SMC to submit $10-B airport proposal next week
Conglomerate San Miguel Corp. is poised to submit to President Aquino by Tuesday next week a proposal for a new international airport serving Metro Manila, president Ramon S. Ang said.
The $10-billion project proposal is aimed at providing a nearer alternative to Manila’s Ninoy Aquino International Airport, the country’s busiest gateway that has for the past years been suffering from congestion issues.
Ang said San Miguel, which is part owner of flag carrier Philippine Airlines, was readying the proposal for submission on April 29.
The move comes as the government, through the Department of Transportation and Communications, was exploring an alternative air gateway, which would likely involve reclaiming land around a former US naval base in Sangley Point, Cavite, south of Metro Manila.
The government and the private sector have been keen on identifying a new airport because the current alternative gateway, Clark International Airport in Pampanga, is located about an hour away from Metro Manila. This distance has made it difficult for Clark to lure passengers and major international carriers.

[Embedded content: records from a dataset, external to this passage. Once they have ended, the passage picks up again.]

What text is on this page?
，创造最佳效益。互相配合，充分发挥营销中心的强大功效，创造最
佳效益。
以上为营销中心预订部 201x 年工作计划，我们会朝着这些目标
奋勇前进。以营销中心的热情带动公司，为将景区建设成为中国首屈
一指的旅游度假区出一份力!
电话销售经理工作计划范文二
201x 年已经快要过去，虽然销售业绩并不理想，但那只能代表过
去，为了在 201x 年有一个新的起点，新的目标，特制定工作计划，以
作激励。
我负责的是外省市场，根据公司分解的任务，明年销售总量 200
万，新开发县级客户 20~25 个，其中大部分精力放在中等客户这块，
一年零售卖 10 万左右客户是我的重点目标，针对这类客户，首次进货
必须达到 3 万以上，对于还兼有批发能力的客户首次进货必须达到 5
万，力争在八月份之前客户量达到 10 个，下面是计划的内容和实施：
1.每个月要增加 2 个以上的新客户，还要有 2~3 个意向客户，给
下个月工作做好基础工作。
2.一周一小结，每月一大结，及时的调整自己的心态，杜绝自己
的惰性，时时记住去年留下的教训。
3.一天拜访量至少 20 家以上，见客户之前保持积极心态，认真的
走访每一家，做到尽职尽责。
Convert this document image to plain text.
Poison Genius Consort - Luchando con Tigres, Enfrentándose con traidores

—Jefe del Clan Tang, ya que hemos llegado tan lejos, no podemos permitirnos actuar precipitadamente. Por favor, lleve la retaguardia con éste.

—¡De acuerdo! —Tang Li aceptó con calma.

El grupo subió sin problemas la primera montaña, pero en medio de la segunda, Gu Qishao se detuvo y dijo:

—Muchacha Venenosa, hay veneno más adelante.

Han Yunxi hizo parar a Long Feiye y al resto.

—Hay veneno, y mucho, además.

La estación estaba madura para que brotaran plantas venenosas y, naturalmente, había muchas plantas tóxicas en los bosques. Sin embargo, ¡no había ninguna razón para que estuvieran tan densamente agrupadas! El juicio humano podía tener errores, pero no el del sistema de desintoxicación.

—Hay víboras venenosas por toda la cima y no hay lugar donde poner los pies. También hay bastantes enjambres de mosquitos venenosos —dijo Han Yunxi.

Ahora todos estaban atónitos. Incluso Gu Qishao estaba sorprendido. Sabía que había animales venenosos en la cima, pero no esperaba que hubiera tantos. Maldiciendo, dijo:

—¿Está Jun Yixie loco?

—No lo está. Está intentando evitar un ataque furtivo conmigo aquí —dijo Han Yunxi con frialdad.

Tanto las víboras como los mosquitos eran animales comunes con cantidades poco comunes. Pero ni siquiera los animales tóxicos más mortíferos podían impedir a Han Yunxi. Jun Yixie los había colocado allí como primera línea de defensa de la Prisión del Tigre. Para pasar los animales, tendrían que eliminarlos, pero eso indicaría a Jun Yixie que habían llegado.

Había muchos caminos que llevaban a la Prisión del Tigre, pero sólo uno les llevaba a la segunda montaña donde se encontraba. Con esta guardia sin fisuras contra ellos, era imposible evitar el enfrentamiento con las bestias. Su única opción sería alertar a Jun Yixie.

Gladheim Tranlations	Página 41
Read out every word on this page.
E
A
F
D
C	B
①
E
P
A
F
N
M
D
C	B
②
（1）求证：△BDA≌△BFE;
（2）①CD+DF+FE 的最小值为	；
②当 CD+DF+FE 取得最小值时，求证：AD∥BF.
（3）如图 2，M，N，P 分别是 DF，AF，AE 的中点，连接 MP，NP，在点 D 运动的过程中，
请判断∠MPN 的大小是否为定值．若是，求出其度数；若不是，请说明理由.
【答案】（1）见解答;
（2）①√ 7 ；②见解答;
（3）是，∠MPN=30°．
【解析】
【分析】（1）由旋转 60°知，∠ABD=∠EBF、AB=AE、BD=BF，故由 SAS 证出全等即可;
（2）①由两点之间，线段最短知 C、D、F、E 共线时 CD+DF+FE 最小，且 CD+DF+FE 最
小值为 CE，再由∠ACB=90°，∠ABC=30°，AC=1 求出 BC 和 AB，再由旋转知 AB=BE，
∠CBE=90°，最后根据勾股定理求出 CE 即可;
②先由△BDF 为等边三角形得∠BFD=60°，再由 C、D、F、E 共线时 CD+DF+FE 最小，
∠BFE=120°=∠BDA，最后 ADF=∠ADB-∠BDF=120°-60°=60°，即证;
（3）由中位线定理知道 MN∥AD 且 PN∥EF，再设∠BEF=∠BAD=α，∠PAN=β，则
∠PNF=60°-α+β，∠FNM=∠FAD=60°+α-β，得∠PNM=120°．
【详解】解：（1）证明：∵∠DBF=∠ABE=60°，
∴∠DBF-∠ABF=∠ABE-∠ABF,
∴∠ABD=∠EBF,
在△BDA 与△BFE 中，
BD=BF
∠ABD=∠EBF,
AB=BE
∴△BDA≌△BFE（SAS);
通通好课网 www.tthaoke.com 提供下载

Transportation Secretary Joseph Abaya had said that the ideal location would be from 20 minutes to 30 minutes away from the capital district. Ang said San Miguel’s proposal satisfied this requirement, but he declined to elaborate.
A boom in tourism and trade were among the main draws in establishing an alternative airport. The Department of Tourism was banking on foreign arrivals to hit 10 million in 2016, up from close to 4.7 million visitors last year.
Long-term targets also point to continued growth, according to the Japan International Cooperation Agency, which is helping the DOTC identify a site for a new airport.
Jica, in a 2011 study, said annual passenger forecasts for the greater capital region, which covers the National Capital Region and Regions 3 and 4A, would rise from about 50 million in 2020 to 106.7 million in 2040.
Abaya had said that the transportation department was still open to studying San Miguel’s proposal once it would be submitted. He reiterated, however, the government’s “bias” against unsolicited deals, saying they would still prefer an open and competitive bidding process.